- Negades Location within Greece
- Coordinates: 39°51′47″N 20°50′50″E﻿ / ﻿39.86306°N 20.84722°E
- Country: Greece
- Administrative region: Epirus
- Regional unit: Ioannina
- Municipality: Zagori
- Municipal unit: Tymfi
- Elevation: 1,073 m (3,520 ft)

Population (2021)
- • Community: 33
- Time zone: UTC+2 (EET)
- • Summer (DST): UTC+3 (EEST)

= Negades =

Negades (Νεγάδες, Neațiańi, Ńigădz) is a settlement in Ioannina regional unit, Epirus, Greece.

== Name ==
The toponym is in the feminine form derived from the surname Negas, where it was formed to indicate the Nega family and the place where they settled.

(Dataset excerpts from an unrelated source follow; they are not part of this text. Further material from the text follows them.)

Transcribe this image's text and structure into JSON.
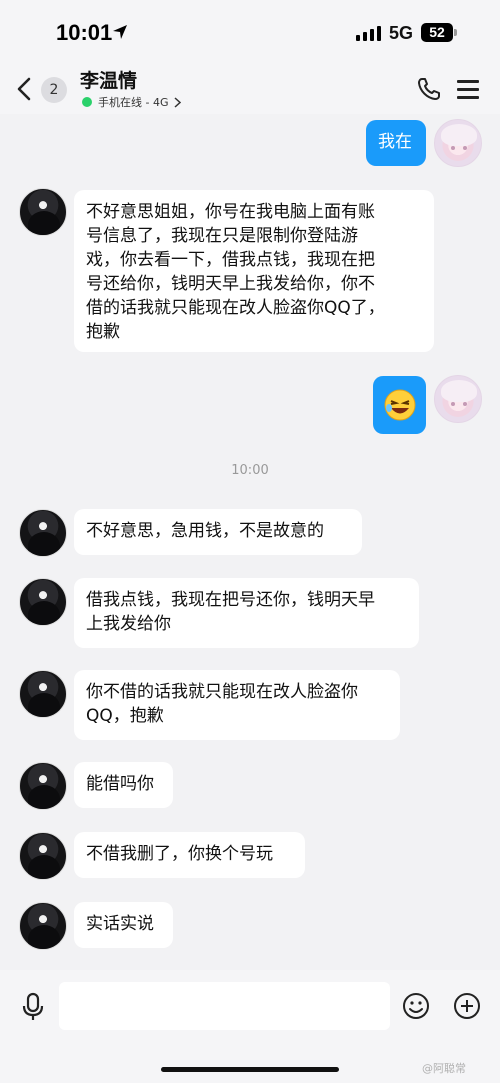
{
  "status_bar": {
    "time": "10:01",
    "network": "5G",
    "battery": "52"
  },
  "header": {
    "unread_count": "2",
    "contact_name": "李温情",
    "online_status": "手机在线 - 4G"
  },
  "messages": [
    {
      "side": "right",
      "type": "text",
      "text": "我在"
    },
    {
      "side": "left",
      "type": "text",
      "lines": [
        "不好意思姐姐，你号在我电脑上面有账",
        "号信息了，我现在只是限制你登陆游",
        "戏，你去看一下，借我点钱，我现在把",
        "号还给你，钱明天早上我发给你，你不",
        "借的话我就只能现在改人脸盗你QQ了，",
        "抱歉"
      ]
    },
    {
      "side": "right",
      "type": "sticker",
      "icon": "laughing-emoji"
    },
    {
      "type": "timestamp",
      "text": "10:00"
    },
    {
      "side": "left",
      "type": "text",
      "lines": [
        "不好意思，急用钱，不是故意的"
      ]
    },
    {
      "side": "left",
      "type": "text",
      "lines": [
        "借我点钱，我现在把号还你，钱明天早",
        "上我发给你"
      ]
    },
    {
      "side": "left",
      "type": "text",
      "lines": [
        "你不借的话我就只能现在改人脸盗你",
        "QQ，抱歉"
      ]
    },
    {
      "side": "left",
      "type": "text",
      "lines": [
        "能借吗你"
      ]
    },
    {
      "side": "left",
      "type": "text",
      "lines": [
        "不借我删了，你换个号玩"
      ]
    },
    {
      "side": "left",
      "type": "text",
      "lines": [
        "实话实说"
      ]
    }
  ],
  "input_bar": {
    "value": "",
    "placeholder": ""
  },
  "watermark": "@阿聪常",
  "colors": {
    "sent_bubble": "#1a9bfa",
    "received_bubble": "#ffffff",
    "background": "#f2f2f4",
    "online_dot": "#2bd16b"
  }
}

The surname Negas is derived from the Slavic nega, meaning 'joy, cheerfulness', a word used in the formation of many Slavic personal names, and is also a surname used by Albanian speakers, as Neg/ë. The Slavic sound g shifted to γ in Greek within the toponym. The suffix ades is common in Epirus and Corfu.

== Demographics ==
The village is inhabited by Greeks, and an Aromanian community which has assimilated into the local population.